El bar parece el de un hotel de Londres, con su moqueta, su terciopelo, sus colores cálidos y sus sillas estilo Chester. Allí tienen todos los periódicos que una persona puede imaginar y todo el silencio que la ciudad no sabe que aún guarda. En el Gareus solo suena música de hilo musical y reina ese murmullo de fondo de las conversaciones lejanas, de las tazas apoyándose con educación sobre los platillos, del periódico que se dobla y se estira como si aún quedaran caballeros. Es un lugar fuera del tiempo, una cápsula burguesa con eco de biblioteca británica, donde nadie te apura, donde no pasa nada y por eso a veces pienso que, en realidad, quizá lo de los lechazos ha salido bien y hemos ganado la partida.
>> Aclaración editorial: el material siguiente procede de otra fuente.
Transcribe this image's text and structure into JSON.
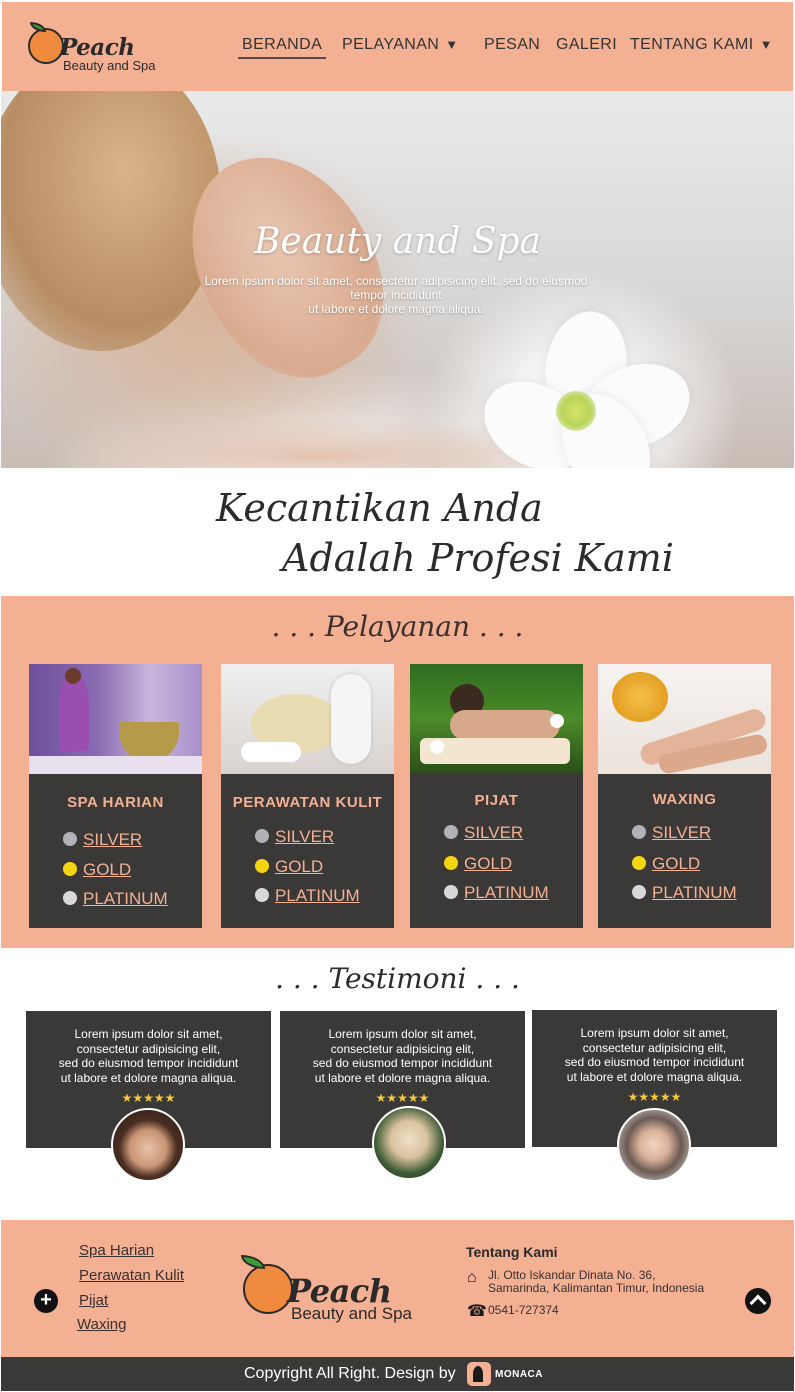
{
  "brand": {
    "name": "Peach",
    "tagline": "Beauty and Spa"
  },
  "nav": [
    {
      "label": "BERANDA",
      "dropdown": false,
      "active": true
    },
    {
      "label": "PELAYANAN",
      "dropdown": true
    },
    {
      "label": "PESAN",
      "dropdown": false
    },
    {
      "label": "GALERI",
      "dropdown": false
    },
    {
      "label": "TENTANG KAMI",
      "dropdown": true
    }
  ],
  "hero": {
    "title": "Beauty and Spa",
    "text_lines": [
      "Lorem ipsum dolor sit amet, consectetur adipisicing elit, sed do eiusmod",
      "tempor incididunt",
      "ut labore et dolore magna aliqua."
    ]
  },
  "tagline": {
    "line1": "Kecantikan Anda",
    "line2": "Adalah Profesi Kami"
  },
  "services": {
    "title": ". . . Pelayanan . . .",
    "tiers": [
      "SILVER",
      "GOLD",
      "PLATINUM"
    ],
    "tier_colors": [
      "#b3b0b8",
      "#f5d410",
      "#d8d8d8"
    ],
    "items": [
      {
        "name": "SPA HARIAN"
      },
      {
        "name": "PERAWATAN KULIT"
      },
      {
        "name": "PIJAT"
      },
      {
        "name": "WAXING"
      }
    ]
  },
  "testimoni": {
    "title": ". . . Testimoni . . .",
    "items": [
      {
        "lines": [
          "Lorem ipsum dolor sit amet,",
          "consectetur adipisicing elit,",
          "sed do eiusmod tempor incididunt",
          "ut labore et dolore magna aliqua."
        ],
        "rating": 5
      },
      {
        "lines": [
          "Lorem ipsum dolor sit amet,",
          "consectetur adipisicing elit,",
          "sed do eiusmod tempor incididunt",
          "ut labore et dolore magna aliqua."
        ],
        "rating": 5
      },
      {
        "lines": [
          "Lorem ipsum dolor sit amet,",
          "consectetur adipisicing elit,",
          "sed do eiusmod tempor incididunt",
          "ut labore et dolore magna aliqua."
        ],
        "rating": 5
      }
    ],
    "stars": "★★★★★"
  },
  "footer": {
    "links": [
      "Spa Harian",
      "Perawatan Kulit",
      "Pijat",
      "Waxing"
    ],
    "about_title": "Tentang Kami",
    "address_lines": [
      "Jl. Otto Iskandar Dinata No. 36,",
      "Samarinda, Kalimantan Timur, Indonesia"
    ],
    "phone": "0541-727374",
    "plus_icon": "+",
    "home_icon": "⌂",
    "phone_icon": "☎"
  },
  "copyright": {
    "text": "Copyright All Right. Design by",
    "brand": "MONACA"
  },
  "colors": {
    "accent": "#f3b093",
    "dark": "#3b3838"
  }
}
A veces me basta con sentarme, pedir un café corto y leer durante una hora sin que nadie me mire, sin que nadie sepa si estoy esperando a alguien o si estoy huyendo de todos. Es la pausa en una ciudad que no suele regalar pausas. El Gareus no es una cafetería, es un escondite, una costumbre, un rincón de novela de Graham Greene, pero al lado de la casa de Julián Marías. En los sonidos de fondo se oyen personas que se están conociendo, otras que se despiden sin ruido y algún cliente habitual que lleva la cuenta en la cabeza y la vida a cuestas. En una esquina, un inversor anota frases que no terminará. Y un político local se esconde sin saber que lo estoy mirando.
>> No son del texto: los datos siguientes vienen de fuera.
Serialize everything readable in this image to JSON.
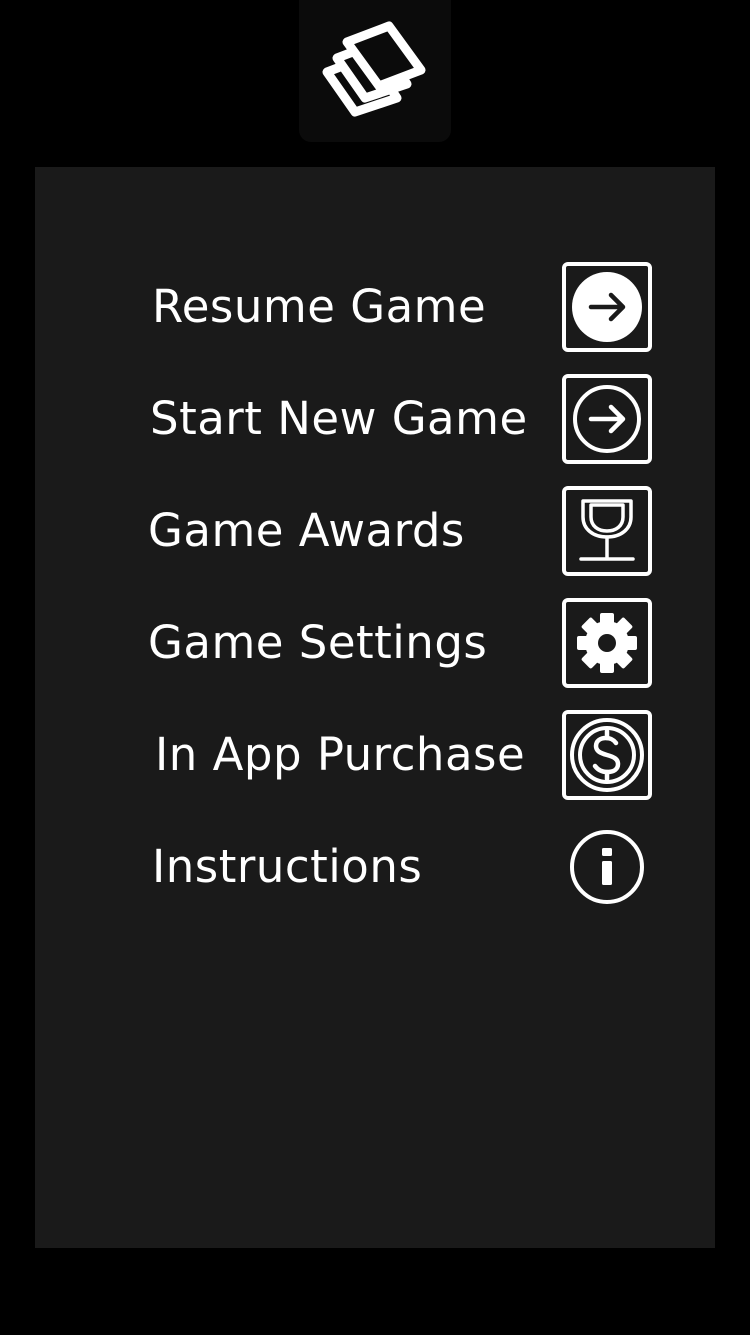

Pero hago como que no lo he visto y, cuando salgo, vuelvo por Colmenares con ese tipo de nostalgia que se tiene por lo que aún no se ha perdido. Porque todo eso —la zona trazada en el mapa, la luz de las seis, el repartidor que lleva la cuenta en una libreta de cartón, el sonido del café cayendo desde una máquina italiana que no se ve— es una forma de estar en el mundo. Una zona absurda, diminuta, que solo entiendo yo, pero que es mi patria. Porque no hay patria más verdadera que aquella por la que uno no se atrevería a pelear, pero sí a escribir y por la que uno seguiría entrando, cada tanto, en portales inmobiliarios como quien entra en una iglesia en la que ya no cree, pero a la que no puede dejar de volver. Yo entro ahí, dibujo mi triángulo sagrado – el triángulo de los hombres sin bermudas- y contemplo los pisos como si fuesen vitrinas de otra vida que, en el fondo, ya estoy viviendo sin firmar escrituras. Me basta con saber que existen. Con saber que hay una persiana en Gamazo que da al sol de la tarde, una lámpara encendida en Colmenares, un desayuno servido en silencio en la cafetería de un hotel al que no he llegado como huésped, pero del que salgo cada día como quien descansara de sí mismo.

Lo demás –la propiedad, la renta, la entrada, los impuestos, el casino, los lechazos, Aldama– es tan solo decorado. Yo ya tengo lo esencial: una esquina que me espera sin exigir nada, una brújula que no se mueve, una patria sin bandera ni notario. Una zona minúscula y definitiva en la que todo lo que soy cabe dentro de tres calles, un hotel y un mapa dibujado con el dedo. Como dice Sabina: «Con las sobras de mis sueños, me sobra para comer».